This series of cyanotypes was created by systematic variations of processes that involved adding, subtracting, or redistributing coins on the surface of the print during exposure.
I wanted to use the cyanotype as a means of marking time or, more specifically, as a means of recording the temporal unfolding of a process. The series was inspired by the work of Sol Lewitt. The goal, following Lewitt, was to start with a verbal description of a process, and then to explore systematic variations of that process. Here is an example of a process description: “Two 5-inch square cyanotype-treated squares on a sheet of paper. Starting with 80 pennies placed randomly on the top square, transfer one penny every 3 seconds to the bottom square.” When the process is executed, the image that results provides visual documentation of its execution. With cyanotype, the temporal duration of various steps in the process is also recorded due to the time-based nature of the exposure process.
I chose to use coins as the elements on which the processes operated. Using coins to mark time connects to notions of labor and its exchange in the market economy. A practical advantage is that coins are of a standard size and, in this visual sense as well as in the economic sense of being fungible, are interchangeable. The processes I explored also involved exchange, both economic (by convention, one nickel is equivalent in value to five pennies) and physical (swapping out five pennies from the image with one nickel). The fact that these standards are themselves essentially arbitrary gives a sense of playfulness to the extremely literal method with which the processes were executed. Here I was thinking about Duchamp’s 3 Standard Stoppages, after which the current series is titled.

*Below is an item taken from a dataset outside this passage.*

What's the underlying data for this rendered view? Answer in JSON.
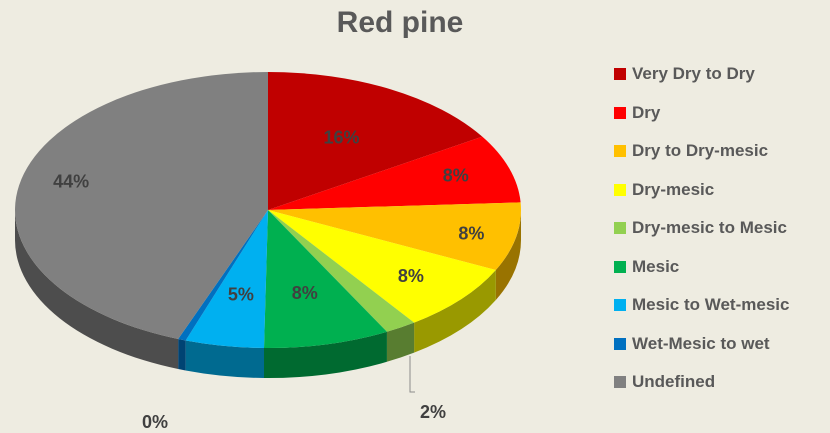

This connects to another connotation of coins, which is the role of chance, as in coin tosses. As in Lewitt’s wall drawings, the verbal description of a process is inevitably incomplete, and as a result the image that it produces will differ from one execution of the process to the next. Following Duchamp, I wanted to more explicitly incorporate randomness into the execution of the process, in this case by tossing or randomly piling coins.
All of the works are on 9 by 12-inch watercolor paper, unless otherwise indicated.